Porté par Gianni Infantino, le projet d'ouverture aux fonds d'investissement privés provoque une crise institutionnelle sans précédent. L'UEFA menace de boycotter la Coupe du Monde.
C’est un véritable séisme politique qui secoue la planète du ballon rond. Face à la levée de boucliers d’une grande partie de la communauté internationale, la Fédération Internationale de Football Association (FIFA) confirme son intention de maintenir son ambitieux projet d’ouverture aux investisseurs privés. Malgré une contestation d’une virulence rare menée par l’UEFA, l’instance suprême de Zurich affirme vouloir poursuivre des consultations qu’elle promet « ouvertes et démocratiques ».
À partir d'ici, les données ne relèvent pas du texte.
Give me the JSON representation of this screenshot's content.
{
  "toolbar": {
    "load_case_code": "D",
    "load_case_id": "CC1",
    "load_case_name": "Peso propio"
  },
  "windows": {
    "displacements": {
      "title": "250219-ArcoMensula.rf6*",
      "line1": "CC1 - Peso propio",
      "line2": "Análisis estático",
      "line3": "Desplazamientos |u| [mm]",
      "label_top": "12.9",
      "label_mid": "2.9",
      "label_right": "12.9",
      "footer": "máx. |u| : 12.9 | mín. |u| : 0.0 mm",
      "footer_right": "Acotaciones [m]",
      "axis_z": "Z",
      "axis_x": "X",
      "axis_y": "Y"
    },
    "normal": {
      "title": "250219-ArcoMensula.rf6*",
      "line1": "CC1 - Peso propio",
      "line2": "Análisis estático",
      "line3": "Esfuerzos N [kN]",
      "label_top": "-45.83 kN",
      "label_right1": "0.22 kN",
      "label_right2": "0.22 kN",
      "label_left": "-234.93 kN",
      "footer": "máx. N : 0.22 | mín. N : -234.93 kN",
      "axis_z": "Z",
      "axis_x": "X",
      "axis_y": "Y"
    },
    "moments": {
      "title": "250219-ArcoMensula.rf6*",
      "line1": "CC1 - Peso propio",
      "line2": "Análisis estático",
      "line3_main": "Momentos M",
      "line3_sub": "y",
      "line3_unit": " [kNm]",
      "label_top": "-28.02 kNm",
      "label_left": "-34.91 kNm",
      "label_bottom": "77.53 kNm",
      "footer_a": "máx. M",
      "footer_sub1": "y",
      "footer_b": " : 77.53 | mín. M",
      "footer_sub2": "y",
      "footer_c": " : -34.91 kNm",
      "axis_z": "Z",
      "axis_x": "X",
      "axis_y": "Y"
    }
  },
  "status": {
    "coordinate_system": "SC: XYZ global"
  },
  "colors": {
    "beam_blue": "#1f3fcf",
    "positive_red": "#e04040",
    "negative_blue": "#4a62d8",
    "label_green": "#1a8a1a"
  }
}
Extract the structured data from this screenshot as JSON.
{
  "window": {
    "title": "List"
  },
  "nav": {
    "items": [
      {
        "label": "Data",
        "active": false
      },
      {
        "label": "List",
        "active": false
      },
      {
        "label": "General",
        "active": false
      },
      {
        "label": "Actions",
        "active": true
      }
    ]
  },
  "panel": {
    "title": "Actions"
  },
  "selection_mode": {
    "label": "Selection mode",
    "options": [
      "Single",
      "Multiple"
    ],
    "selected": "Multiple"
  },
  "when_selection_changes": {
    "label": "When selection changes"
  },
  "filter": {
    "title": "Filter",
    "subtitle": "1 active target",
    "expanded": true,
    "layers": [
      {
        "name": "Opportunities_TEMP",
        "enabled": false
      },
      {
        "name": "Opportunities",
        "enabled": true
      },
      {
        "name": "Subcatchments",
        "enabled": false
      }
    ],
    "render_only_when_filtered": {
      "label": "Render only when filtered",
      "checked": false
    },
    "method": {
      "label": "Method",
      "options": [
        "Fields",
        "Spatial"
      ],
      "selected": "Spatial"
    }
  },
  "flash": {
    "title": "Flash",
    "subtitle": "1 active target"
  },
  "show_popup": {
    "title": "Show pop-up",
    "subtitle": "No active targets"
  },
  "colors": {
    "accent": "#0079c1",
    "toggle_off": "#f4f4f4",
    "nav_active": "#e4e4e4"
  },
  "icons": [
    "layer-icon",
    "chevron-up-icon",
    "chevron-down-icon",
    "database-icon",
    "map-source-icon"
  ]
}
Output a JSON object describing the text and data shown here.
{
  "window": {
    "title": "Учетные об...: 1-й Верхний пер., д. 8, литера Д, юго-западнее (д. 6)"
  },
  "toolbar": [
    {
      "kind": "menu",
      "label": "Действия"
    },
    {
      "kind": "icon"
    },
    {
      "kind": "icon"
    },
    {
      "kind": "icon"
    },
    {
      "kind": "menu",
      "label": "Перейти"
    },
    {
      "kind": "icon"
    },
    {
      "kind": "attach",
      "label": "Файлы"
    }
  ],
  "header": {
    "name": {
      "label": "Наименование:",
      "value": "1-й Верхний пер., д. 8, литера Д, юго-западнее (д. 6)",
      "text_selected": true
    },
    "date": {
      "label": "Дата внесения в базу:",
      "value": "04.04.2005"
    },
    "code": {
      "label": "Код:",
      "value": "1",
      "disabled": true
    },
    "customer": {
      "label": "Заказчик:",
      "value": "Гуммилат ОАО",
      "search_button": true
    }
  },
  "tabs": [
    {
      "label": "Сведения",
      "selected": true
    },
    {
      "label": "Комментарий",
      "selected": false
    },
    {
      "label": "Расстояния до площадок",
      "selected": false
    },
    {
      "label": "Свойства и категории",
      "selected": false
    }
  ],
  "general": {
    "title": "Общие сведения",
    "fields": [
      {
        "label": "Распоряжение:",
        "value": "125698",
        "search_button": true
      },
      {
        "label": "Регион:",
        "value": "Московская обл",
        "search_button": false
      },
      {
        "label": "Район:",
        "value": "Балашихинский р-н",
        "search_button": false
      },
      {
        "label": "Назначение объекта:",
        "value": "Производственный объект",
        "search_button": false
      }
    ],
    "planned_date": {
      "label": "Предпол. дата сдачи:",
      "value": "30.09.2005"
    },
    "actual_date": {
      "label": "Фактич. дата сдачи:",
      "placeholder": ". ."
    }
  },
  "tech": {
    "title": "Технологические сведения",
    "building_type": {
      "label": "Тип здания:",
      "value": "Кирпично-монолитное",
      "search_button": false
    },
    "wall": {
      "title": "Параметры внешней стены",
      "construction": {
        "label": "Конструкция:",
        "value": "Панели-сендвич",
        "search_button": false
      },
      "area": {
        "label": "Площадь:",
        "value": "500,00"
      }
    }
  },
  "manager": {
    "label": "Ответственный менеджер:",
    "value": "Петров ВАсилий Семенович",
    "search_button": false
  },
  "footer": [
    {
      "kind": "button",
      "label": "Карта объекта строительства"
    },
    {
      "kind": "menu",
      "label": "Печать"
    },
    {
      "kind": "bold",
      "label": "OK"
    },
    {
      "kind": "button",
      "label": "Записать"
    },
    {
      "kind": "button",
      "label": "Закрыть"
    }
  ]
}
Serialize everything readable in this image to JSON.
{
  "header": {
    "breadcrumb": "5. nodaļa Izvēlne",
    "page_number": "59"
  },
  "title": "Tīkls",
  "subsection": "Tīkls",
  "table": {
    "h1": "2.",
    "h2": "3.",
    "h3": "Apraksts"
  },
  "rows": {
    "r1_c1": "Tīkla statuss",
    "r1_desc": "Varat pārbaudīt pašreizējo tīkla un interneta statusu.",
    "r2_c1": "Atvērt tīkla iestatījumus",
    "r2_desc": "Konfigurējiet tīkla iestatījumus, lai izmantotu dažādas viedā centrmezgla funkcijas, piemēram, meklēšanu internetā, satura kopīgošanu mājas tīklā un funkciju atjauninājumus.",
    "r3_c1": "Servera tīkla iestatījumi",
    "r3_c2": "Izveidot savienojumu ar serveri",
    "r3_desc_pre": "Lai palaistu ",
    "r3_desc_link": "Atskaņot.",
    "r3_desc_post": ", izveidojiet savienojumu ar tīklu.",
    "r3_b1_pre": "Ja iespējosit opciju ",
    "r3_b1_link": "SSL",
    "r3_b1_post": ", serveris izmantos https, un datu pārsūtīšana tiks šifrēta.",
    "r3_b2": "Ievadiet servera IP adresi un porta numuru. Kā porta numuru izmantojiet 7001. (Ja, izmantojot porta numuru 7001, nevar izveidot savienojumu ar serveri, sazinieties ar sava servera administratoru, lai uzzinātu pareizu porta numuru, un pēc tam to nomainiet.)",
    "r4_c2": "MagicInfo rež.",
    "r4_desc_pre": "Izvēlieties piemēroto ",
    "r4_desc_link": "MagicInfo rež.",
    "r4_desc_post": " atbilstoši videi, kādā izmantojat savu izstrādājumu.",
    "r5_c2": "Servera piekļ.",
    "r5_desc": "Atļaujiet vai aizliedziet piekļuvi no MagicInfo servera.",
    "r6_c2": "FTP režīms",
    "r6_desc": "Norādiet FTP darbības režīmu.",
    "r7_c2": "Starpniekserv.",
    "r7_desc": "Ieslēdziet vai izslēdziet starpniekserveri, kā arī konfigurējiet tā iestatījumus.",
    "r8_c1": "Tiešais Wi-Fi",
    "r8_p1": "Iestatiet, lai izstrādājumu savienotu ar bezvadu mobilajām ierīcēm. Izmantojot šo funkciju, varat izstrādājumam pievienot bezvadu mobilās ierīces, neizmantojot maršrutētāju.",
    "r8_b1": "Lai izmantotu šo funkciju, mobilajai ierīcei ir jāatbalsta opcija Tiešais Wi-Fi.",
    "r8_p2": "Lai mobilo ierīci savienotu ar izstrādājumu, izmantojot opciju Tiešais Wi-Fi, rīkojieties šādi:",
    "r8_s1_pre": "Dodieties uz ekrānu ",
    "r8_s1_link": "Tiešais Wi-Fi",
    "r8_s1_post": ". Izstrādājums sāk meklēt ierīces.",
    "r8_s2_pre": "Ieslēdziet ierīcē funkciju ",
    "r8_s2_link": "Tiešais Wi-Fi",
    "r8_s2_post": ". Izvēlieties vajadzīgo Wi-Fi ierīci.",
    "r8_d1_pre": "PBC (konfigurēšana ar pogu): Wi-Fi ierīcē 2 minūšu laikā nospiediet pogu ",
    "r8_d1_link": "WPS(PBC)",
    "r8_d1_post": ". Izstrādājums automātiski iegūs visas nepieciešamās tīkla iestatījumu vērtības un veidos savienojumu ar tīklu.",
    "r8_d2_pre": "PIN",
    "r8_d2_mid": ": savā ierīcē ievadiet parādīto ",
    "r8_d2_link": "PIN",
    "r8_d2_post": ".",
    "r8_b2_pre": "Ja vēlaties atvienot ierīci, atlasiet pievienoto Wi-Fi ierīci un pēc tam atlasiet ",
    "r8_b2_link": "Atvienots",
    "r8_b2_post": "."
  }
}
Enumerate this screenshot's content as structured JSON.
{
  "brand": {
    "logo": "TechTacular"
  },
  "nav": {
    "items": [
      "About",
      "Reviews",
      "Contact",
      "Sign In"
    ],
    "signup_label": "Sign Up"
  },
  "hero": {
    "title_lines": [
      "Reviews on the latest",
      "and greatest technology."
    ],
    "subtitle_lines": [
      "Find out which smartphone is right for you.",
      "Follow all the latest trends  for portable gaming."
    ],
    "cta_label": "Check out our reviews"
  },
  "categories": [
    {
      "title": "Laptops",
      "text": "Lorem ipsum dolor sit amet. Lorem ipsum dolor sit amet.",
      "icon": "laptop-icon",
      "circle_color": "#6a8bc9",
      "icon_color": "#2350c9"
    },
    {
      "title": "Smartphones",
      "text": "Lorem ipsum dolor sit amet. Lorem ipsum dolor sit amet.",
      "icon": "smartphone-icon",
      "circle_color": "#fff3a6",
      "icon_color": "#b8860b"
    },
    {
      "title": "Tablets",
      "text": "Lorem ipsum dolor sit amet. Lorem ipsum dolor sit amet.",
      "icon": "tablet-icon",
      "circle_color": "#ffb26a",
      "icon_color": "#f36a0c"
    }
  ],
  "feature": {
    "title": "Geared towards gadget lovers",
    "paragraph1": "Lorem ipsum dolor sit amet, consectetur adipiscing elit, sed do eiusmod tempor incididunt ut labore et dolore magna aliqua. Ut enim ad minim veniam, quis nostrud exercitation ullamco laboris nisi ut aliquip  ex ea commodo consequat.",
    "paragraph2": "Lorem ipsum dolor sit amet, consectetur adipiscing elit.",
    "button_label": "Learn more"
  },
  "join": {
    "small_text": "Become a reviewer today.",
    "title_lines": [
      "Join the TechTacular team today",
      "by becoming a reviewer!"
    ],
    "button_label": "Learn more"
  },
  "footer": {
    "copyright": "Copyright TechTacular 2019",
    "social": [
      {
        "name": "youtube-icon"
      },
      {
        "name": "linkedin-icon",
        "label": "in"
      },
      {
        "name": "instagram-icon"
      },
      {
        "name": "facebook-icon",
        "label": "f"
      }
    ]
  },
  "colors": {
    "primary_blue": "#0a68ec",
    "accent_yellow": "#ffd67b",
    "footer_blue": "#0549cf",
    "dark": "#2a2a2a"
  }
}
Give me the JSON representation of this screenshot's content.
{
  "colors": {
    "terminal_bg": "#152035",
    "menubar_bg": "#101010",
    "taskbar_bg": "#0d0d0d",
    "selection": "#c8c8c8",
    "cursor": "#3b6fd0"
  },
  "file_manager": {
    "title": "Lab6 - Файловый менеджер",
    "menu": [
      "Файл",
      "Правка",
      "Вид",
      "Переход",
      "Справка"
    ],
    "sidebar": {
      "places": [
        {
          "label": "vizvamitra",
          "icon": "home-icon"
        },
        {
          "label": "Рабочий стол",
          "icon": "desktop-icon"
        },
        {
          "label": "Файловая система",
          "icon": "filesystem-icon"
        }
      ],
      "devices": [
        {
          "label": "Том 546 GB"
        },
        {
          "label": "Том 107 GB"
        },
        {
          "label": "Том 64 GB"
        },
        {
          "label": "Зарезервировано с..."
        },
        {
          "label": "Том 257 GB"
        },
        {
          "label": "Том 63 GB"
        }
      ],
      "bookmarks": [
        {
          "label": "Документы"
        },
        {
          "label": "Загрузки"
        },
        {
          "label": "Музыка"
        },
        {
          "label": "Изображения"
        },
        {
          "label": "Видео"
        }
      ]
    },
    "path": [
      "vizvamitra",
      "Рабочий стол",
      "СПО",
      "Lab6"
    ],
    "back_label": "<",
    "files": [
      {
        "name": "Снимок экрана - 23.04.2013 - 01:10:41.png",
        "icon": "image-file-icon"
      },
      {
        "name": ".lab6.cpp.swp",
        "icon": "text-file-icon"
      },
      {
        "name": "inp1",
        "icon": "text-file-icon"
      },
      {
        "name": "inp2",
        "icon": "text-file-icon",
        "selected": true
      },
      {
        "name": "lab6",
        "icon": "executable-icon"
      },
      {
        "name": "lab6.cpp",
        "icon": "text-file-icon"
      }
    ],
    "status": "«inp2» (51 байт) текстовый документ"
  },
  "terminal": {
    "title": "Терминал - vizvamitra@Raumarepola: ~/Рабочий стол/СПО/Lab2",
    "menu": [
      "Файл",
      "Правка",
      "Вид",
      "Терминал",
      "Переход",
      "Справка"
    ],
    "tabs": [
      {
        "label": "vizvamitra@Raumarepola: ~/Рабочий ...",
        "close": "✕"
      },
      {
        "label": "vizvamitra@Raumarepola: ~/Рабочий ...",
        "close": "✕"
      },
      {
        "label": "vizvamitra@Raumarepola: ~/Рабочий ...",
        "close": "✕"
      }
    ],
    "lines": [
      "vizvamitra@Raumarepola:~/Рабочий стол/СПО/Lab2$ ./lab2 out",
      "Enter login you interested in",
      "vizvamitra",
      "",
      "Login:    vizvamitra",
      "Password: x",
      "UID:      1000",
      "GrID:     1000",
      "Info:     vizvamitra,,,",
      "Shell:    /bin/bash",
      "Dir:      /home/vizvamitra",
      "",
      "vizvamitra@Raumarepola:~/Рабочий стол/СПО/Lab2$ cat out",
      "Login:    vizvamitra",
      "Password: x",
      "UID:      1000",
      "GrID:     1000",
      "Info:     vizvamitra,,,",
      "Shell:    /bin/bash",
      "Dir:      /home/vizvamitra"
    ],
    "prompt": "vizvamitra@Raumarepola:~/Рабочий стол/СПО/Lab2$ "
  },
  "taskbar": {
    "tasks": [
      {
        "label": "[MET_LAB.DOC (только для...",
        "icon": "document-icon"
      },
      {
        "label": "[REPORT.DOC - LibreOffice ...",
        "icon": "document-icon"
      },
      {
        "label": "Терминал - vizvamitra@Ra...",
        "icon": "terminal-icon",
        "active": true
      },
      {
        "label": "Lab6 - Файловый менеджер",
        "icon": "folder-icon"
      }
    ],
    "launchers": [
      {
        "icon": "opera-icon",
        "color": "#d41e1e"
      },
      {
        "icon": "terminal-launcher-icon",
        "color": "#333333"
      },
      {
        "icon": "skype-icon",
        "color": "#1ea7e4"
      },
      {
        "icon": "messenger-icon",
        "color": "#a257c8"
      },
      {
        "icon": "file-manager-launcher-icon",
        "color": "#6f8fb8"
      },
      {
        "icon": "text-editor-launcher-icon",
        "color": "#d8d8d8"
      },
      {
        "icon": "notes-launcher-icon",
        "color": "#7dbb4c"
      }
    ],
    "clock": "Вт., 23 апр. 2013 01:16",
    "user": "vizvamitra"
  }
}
Dans un communiqué officiel publié vendredi pour tenter d’éteindre l’incendie, l’instance dirigeante regrette des interférences extérieures : « Le processus de consultation que nous avions prévu a été perturbé par des informations inexactes diffusées dans les médias ». Qu’à cela ne tienne, Zurich refuse de faire marche arrière : « Nous poursuivrons néanmoins cette consultation afin que chaque fédération membre puisse se prononcer sur la base de faits avérés. »
L’UEFA sort le carton rouge et menace d’un boycott historique
Présenté mardi à la surprise générale, le plan de la FIFA a provoqué un choc immédiat sur la scène internationale. La réaction la plus virulente est venue du continent européen. L’UEFA, forte de ses 55 fédérations et détentrice de sept des dix derniers titres mondiaux, est allée jusqu’à menacer « à l’unanimité » de boycotter les prochaines compétitions organisées par la FIFA, y compris la très prestigieuse Coupe du Monde, si le projet n’était pas purement et simplement abandonné.
Pointant du doigt une stratégie élaborée « en secret », la confédération européenne a vivement déploré la philosophie même de cette réforme : « Toute décision sur le calendrier international, le format des compétitions et le futur du football ne serait plus conduite pour servir l’intérêt du jeu, mais celui des actionnaires. »
L’opposition ne se cantonne pas au continent européen. La Concacaf (Amérique du Nord, Centrale et Caraïbes) a fermement « rejeté la proposition ». Du côté de l’Asie, la Confédération asiatique (AFC) s’est dite consternée que le projet ait été divulgué sans consultation préalable. Seule la Confédération Africaine de Football (CAF) a adopté une posture plus mesurée, incitant ses membres à « examiner et évaluer » le projet.
FIFA Forward Enterprise : 10 milliards de dollars en jeu
Face au procès en marchandisation qui lui est intenté, la FIFA s’efforce de rassurer. « Personne n’est en train de vendre le football. C’est quelque que la FIFA n’envisagerait jamais », insiste le communiqué.
Au cœur du litige se trouve un montage financier gigantesque. La FIFA ambitionne de lever jusqu’à 4,2 milliards de dollars en créant une filiale commercialisée baptisée FIFA Forward Enterprise (FFE), valorisée à 20 milliards de dollars. En ouvrant jusqu’à 20 % du capital de cette société à des fonds privés, l’instance vise un plan global d’investissement de 10 milliards de dollars sur quatre ans pour le développement du sport.
Pour séduire les 211 fédérations membres, Gianni Infantino miroite des retombées financières directes sans précédent : une enveloppe exceptionnelle de 20 millions de dollars versée à chaque fédération début 2027, combinée à un plus que doublement de leur dotation quadriennale (passant de 8 à 20 millions sur la période 2027-2030).
Ombres politiques et calendrier électoral serré
Outre les aspects purement financiers, le profil des investisseurs pressentis suscite de vives interrogations éthiques et politiques. Parmi eux figure le fonds d’investissement Thrive Eternal, fondé par Joshua Kushner, frère de Jared Kushner et gendre de Donald Trump. Un rapprochement qui fait grimacer de nombreux observateurs, alors que Gianni Infantino affiche publiquement sa proximité avec l’ancien président américain.
Pour désamorcer la fronde, la FIFA martèle qu’elle conservera le contrôle exclusif de la Fifa Forward Enterprise ainsi que l’autorité souveraine sur le calendrier, les règles et la gouvernance. Cependant, le délai accordé aux 211 fédérations pour voter — fixé au 19 septembre — est qualifié d’« ultimatum » et de « gouvernance par la peur » par l’UEFA. Ce calendrier éclair est indissociable des échéances électorales de la FIFA en mars 2027, où Gianni Infantino est pour l’instant le seul candidat en lice pour sa propre réélection.